Arrêtons-nous sur ce prodige, avant que l’enchaînement des jours et l’ampleur des tâches à accomplir n’aient érodé puis effacé son caractère inouï : un an, tout juste un an, après avoir lancé son mouvement, Emmanuel Macron est président de la République. Chapeau bas ! Appliquons-nous ensuite à nous remémorer les autres implosions de ce chamboule-tout électoral. Les grands premiers rôles renvoyés à Pont-aux-Dames, dans une sorte de remake de La Fin du jour. Le Front national au second tour et, au premier, les insoumis à un cheveu de la droite de gouvernement. La télévision plus présente, plus pesante que jamais, y compris lorsque ses journalistes y officient à l’état gazeux. 

Ne nous hâtons pas d’oublier l’entre-deux-tours. Il a révélé une fracture mentale, une fracture morale. D’abord avec le recours intensif à des méthodes fascistes. Ce mot n’est pas une facilité de langage polémique. Il s’applique à la manière dont s’est comportée Mme Le Pen durant sa confrontation avec Emmanuel Macron, aboyant invectives et insinuations, fuyant controverses et explications. Il rend compte des bobards, calomnies, injures et ragots dispersés aux quatre vents par les sicaires du Front national, y compris par ceux qui s’emploient depuis des années à prendre la pose de démocrates et de républicains. L’impudence avec laquelle ces patriotes autoproclamés se sont appuyés sur les services russes pour répandre leurs saletés, leur façon de traiter la presse, leur addiction trumpesque aux faux et à l’usage de faux, tout cela a fait tomber le masque qu’ils arboraient depuis la mise à l’écart de leur fondateur. Astaroth, Lucifer, Lilith, Moloch et tous les adhérents du pandémonium de l’extrême droite peuvent continuer à repasser leurs costumes de jeunes gens sages et à puiser dans les ressources de leur rhétorique lénifiante, nous savons que le diable s’est rhabillé en Marine. Nous le savons et nous nous en souviendrons.

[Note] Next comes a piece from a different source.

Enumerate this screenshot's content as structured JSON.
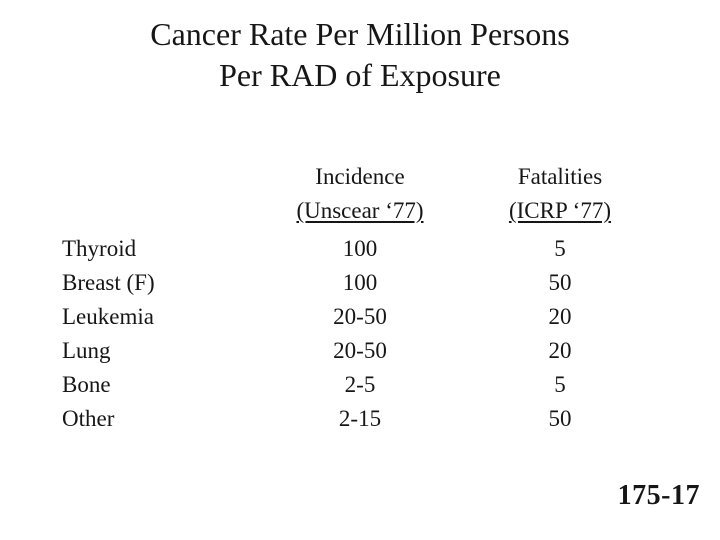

Ce resurgissement du pire ne peut cacher les dégâts causés par l’attitude de Jean-Luc Mélenchon. Elle est la négation de la politique, et d’abord parce qu’elle est la politique du pire. Celui en qui se reconnaissaient bien des ouvriers assommés par la délocalisation de leur entreprise, bien des instituteurs épuisés par les consignes verbeuses d’une administration hors sol, bien des paysans stupéfaits de découvrir le montant de leur retraite, bien des policiers étonnés du report incessant de réformes que presque toutes leurs organisations réclament depuis des lustres, bien des partisans de l’Europe écœurés que M. Barroso ou Mme Kroes puissent pantoufler dans des groupes privés qu’ils étaient censés réguler avant que leurs sièges à Bruxelles n’aient refroidi, bien des citoyens furieux que ceux qui ont commis assez d’erreurs pour mettre en danger de grandes entreprises s’en retirent couverts de bonus et de retraites chapeaux, bien des gens, enfin, dégoûtés de l’action publique lorsqu’ils apprennent de rapports officiels le mésusage des fonds publics et des subventions, celui-là s’est enfermé dans sa vanité blessée ressassant qu’il ne lui avait manqué « que 600 000 voix » comme si on les lui avait volées. 

Et ce ne sont pas les invectives haineuses de François Ruffin, que l’on avait cru Robin des Bois mâtiné de Guignol rieur, qui aideront à la constitution de ce mouvement si nécessaire à transformer en déroute la défaite du Front national.